Additionally, in order to support value-based care design, healthcare agencies including HHS and the Veteran’s Administration should create core quality measures for models serving the pregnant population.

Agencies and payers should also recognize that these value-based care arrangements present an opportunity to advance health equity. Maternal health outcomes for pregnant people are starkly divided along racial lines. 

Policies that promote value-based care arrangements should also incorporate social determinants of health and health equity goals and best practices, AHIP urged. Models could be constructed with funding set aside for partnerships with community-based organizations that will be able to identify and address local health equity gaps.

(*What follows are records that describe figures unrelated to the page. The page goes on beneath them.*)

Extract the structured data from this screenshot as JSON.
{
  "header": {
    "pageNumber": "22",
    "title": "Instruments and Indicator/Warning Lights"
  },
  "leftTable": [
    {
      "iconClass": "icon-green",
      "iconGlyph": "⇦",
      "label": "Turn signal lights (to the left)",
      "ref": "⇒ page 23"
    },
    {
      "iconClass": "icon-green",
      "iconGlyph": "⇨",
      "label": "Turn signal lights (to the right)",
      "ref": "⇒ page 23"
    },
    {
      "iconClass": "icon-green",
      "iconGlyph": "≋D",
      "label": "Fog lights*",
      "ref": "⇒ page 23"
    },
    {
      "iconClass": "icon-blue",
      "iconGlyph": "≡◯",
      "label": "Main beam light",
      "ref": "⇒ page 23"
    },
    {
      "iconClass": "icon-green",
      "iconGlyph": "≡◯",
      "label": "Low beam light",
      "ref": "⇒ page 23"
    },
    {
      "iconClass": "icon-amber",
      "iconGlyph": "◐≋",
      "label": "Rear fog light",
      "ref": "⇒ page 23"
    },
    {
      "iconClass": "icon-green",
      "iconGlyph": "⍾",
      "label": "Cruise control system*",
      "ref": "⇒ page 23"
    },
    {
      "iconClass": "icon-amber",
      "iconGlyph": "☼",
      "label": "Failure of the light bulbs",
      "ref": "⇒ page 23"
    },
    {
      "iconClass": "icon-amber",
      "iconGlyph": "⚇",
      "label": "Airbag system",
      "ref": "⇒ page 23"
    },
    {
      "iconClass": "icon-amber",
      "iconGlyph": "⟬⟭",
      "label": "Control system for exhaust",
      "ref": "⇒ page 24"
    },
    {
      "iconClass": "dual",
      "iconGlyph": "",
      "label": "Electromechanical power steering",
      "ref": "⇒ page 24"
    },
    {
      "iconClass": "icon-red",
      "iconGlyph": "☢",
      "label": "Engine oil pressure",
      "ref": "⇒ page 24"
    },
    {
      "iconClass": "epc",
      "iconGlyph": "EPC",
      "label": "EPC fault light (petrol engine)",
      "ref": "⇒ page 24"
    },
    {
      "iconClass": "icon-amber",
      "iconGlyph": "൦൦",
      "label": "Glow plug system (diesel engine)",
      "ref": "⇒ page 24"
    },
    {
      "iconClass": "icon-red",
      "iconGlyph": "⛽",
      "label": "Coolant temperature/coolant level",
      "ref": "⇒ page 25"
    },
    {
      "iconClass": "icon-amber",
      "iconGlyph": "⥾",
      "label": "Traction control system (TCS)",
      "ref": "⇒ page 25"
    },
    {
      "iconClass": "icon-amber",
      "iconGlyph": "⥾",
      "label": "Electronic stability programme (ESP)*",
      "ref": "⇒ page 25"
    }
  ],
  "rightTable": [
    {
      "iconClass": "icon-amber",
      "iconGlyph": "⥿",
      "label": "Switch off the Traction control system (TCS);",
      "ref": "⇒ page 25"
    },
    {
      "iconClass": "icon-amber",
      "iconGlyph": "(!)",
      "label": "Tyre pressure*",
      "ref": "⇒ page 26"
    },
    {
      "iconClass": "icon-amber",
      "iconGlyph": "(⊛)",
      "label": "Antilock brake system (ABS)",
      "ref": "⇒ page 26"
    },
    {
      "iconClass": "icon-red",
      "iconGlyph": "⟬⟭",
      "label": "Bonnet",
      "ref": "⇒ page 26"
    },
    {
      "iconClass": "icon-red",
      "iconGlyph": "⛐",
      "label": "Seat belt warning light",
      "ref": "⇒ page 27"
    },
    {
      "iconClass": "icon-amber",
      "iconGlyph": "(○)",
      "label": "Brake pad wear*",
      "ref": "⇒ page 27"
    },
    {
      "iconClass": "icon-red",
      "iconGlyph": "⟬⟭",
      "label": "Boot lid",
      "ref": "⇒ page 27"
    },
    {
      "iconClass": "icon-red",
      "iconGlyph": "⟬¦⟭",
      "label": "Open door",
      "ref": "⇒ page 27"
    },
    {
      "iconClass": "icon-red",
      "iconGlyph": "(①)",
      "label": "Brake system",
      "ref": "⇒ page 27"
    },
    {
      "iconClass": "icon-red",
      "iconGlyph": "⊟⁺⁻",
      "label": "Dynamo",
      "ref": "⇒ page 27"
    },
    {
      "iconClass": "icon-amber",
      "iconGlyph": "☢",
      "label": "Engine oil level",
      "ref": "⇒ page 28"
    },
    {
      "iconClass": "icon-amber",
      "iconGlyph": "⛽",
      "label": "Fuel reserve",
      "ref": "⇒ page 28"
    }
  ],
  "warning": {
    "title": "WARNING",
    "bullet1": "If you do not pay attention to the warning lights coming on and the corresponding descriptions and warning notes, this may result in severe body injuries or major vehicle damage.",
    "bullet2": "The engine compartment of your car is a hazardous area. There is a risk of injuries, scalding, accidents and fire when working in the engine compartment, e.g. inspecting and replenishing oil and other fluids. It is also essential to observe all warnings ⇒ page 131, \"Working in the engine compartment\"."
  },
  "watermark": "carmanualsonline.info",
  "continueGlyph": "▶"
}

Finally, recognizing the tie between value-base care and interoperability, policymakers should support social determinants of health data collection and demographic data collection. 

“Standards for digital measurement of maternal and child health care will permit the integration of new data sources beyond claims such as directly from the medical record and patient-reported outcome measures, as well as significantly reduce the time and resources devoted to measurement,” the brief explained.

Finding a way to lower costs for pregnant people is crucial to preserving patient financial stability. Pregnant people are more likely to face catastrophic-level out-of-pocket costs than non-pregnant people, a study from Obstetrics & Gynecology showed.